Я не могу слышать, когда о детстве или о молодости вспоминают снисходительно, с усмешкой удивляясь собственной наивности. Детство и молодость — время роковое. Угаданное верно — определяло всю жизнь. И ошибки тех дней, оказывается, были на всю жизнь. То, что мы старались все называть, понимать как бы заново, в сущности, определило многое и в хорошую, и в дурную стороны. Я научился вставать лицом к лицу с предметом. Без посредников. Но зато потерял веру в чужой опыт и в то, что можно что‑нибудь узнать не непосредственно…

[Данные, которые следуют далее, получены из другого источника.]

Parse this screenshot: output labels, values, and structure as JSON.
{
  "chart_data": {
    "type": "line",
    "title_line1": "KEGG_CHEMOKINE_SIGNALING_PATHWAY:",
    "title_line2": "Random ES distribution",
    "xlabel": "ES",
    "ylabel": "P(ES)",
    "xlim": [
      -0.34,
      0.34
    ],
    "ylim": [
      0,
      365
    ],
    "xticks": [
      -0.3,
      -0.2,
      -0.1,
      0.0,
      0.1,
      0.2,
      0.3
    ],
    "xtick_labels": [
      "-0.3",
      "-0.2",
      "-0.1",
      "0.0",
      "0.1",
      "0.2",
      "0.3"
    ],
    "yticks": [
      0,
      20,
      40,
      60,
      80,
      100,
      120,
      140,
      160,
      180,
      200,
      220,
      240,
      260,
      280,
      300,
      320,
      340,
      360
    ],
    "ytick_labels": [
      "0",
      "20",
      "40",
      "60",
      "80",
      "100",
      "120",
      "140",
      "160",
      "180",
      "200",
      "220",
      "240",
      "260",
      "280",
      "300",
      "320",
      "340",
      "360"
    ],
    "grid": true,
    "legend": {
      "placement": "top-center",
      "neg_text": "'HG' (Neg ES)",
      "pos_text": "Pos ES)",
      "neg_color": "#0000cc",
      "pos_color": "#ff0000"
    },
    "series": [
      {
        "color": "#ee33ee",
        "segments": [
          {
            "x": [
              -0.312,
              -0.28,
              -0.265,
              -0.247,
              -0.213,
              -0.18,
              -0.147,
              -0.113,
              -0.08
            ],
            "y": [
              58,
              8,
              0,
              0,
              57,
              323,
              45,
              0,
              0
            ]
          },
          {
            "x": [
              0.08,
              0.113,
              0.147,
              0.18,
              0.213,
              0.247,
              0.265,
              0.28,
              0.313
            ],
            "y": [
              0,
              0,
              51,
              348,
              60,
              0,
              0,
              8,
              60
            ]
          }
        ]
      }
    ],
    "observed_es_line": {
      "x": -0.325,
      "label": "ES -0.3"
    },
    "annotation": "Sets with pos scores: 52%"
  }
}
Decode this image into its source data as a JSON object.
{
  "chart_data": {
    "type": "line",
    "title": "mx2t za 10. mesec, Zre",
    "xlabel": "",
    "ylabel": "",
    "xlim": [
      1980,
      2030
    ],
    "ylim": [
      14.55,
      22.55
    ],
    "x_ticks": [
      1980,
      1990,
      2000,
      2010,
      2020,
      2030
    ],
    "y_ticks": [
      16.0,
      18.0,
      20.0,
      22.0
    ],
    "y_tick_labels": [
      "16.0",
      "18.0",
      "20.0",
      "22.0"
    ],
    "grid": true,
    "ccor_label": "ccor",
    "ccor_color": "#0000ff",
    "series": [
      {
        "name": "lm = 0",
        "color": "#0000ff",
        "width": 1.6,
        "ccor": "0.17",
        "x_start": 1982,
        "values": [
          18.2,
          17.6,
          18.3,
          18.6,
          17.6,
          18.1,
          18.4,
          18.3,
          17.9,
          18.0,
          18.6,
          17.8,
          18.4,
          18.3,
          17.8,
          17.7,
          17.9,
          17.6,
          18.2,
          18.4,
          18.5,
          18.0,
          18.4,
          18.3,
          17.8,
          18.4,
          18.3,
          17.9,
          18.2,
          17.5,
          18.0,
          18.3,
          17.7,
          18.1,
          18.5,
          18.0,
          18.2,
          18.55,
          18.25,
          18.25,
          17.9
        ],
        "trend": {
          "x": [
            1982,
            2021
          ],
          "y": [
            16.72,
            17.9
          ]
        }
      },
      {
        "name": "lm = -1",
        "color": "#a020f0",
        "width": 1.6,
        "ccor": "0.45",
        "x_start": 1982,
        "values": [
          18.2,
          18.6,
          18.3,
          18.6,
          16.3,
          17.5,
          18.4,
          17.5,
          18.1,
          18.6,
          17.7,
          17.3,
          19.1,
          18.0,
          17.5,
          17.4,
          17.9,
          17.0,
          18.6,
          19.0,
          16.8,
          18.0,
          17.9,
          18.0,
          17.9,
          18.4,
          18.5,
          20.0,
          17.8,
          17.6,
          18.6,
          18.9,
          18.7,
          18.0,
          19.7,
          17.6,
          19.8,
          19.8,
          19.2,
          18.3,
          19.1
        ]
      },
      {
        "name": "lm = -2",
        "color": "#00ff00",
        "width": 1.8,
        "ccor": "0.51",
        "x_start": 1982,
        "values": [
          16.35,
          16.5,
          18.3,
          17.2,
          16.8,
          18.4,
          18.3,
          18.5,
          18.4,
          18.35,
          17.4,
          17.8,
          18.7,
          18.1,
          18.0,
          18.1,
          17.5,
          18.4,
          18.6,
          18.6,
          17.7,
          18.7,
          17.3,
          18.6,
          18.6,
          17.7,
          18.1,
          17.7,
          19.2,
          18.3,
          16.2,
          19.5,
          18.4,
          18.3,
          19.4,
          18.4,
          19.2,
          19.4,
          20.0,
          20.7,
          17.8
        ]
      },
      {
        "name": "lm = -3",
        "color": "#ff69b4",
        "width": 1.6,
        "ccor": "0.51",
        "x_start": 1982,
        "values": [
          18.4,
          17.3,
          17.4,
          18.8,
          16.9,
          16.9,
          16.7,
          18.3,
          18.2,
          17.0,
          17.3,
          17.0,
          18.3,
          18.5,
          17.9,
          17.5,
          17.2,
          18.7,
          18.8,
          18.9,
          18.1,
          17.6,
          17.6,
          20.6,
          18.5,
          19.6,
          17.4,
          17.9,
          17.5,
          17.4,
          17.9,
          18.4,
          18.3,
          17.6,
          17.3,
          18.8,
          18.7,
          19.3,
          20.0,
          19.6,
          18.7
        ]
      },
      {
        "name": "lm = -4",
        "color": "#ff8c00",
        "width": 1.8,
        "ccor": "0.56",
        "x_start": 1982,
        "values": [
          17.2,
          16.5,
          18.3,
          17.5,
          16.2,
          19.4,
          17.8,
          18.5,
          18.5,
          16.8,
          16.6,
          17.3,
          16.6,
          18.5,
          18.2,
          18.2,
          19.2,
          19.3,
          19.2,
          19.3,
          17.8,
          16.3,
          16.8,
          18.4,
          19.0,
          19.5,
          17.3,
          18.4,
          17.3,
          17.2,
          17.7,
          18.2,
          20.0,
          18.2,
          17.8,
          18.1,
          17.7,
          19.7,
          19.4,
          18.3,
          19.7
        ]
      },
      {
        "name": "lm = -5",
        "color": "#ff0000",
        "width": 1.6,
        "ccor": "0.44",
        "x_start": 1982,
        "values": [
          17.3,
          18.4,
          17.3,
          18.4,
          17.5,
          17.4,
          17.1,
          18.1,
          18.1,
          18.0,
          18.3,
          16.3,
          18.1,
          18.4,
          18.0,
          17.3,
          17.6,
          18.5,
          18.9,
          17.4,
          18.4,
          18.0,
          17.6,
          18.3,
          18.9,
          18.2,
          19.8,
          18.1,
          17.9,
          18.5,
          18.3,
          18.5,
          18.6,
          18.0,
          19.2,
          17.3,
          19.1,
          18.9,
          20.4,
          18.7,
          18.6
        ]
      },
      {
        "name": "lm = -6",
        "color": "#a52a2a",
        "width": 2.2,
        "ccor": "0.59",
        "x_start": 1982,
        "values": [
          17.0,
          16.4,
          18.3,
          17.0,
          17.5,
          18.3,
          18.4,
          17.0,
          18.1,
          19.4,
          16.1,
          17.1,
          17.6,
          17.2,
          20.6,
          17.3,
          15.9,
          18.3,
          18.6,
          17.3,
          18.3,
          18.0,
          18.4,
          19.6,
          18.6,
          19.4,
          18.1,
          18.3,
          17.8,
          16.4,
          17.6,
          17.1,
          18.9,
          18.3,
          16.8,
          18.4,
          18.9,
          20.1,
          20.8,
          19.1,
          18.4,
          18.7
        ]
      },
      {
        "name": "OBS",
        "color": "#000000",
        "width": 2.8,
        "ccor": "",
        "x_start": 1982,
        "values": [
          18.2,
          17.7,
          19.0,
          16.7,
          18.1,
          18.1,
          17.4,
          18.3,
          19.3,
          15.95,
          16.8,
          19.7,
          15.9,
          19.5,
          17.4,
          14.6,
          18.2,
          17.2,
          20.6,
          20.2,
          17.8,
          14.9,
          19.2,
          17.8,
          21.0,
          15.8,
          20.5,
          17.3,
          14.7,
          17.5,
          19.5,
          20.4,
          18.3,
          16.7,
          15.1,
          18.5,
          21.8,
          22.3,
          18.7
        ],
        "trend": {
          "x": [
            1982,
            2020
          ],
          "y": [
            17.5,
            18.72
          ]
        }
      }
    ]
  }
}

Среди новых учеников, оставшихся на второй год, появился у нас Ромочка Долубеков, армянин, очень бледный, с невысоким лбом, густой шапкой волос, ладный, мужественный, наивный, склонный к красноречию, ласковый с близкими. Я слышал, как он разговаривал с сестрой, и полюбовался на них. Оба бледные, миловидные, сестра повыше — наш Ромочка был небольшого роста, — они беседовали так ласково, сестра так заботливо поправила ему воротничок. В зрелище дружной семьи для меня тогда было особое очарование. Говорил Ромочка с эффектами. Однажды он сообщил: «У Дамаева голос лопнул — вся Москва рыдает». Чтобы быть совсем точным, надо добавить, что в речи его не было и признака армянского акцента — вещь обычная в наших краях, где армяне были больше нахичеванские, из- под Ростова, сильно обрусевшие. Сведения о Дамаеве, кстати, не подтвердились. Однажды мы услышали печальную новость: у Ромочки умер отец. Несколько дней не приходил он в класс, потом появился, еще более бледный и задумчивый. А месяца через два — три стал ужасаться тому, что жизнь его и всей семьи начинает входить в свою колею. Случилась беда, казалось, что жизнь разбита, дружная семья без отца не сможет дальше жить. А она живет. И чем дальше, тем спокойнее. И Ромочка стал философствовать в своей эффектной манере. Стал доказывать, что жизнь бессмысленна. Наклеил в общей тетради вырезанное из какой‑то газеты стихотворение, подтверждающее его мысли. Стихотворение кончалось так: «Жизнь — это бочка страданий / С наслаждения ложечкой в ней». Мы с ним спорили, и шутя, и полушутя. И однажды на уроке физики мы, притворившись, что Ромочка убедил нас, решили сказать хором: «Смысла в жизни нет».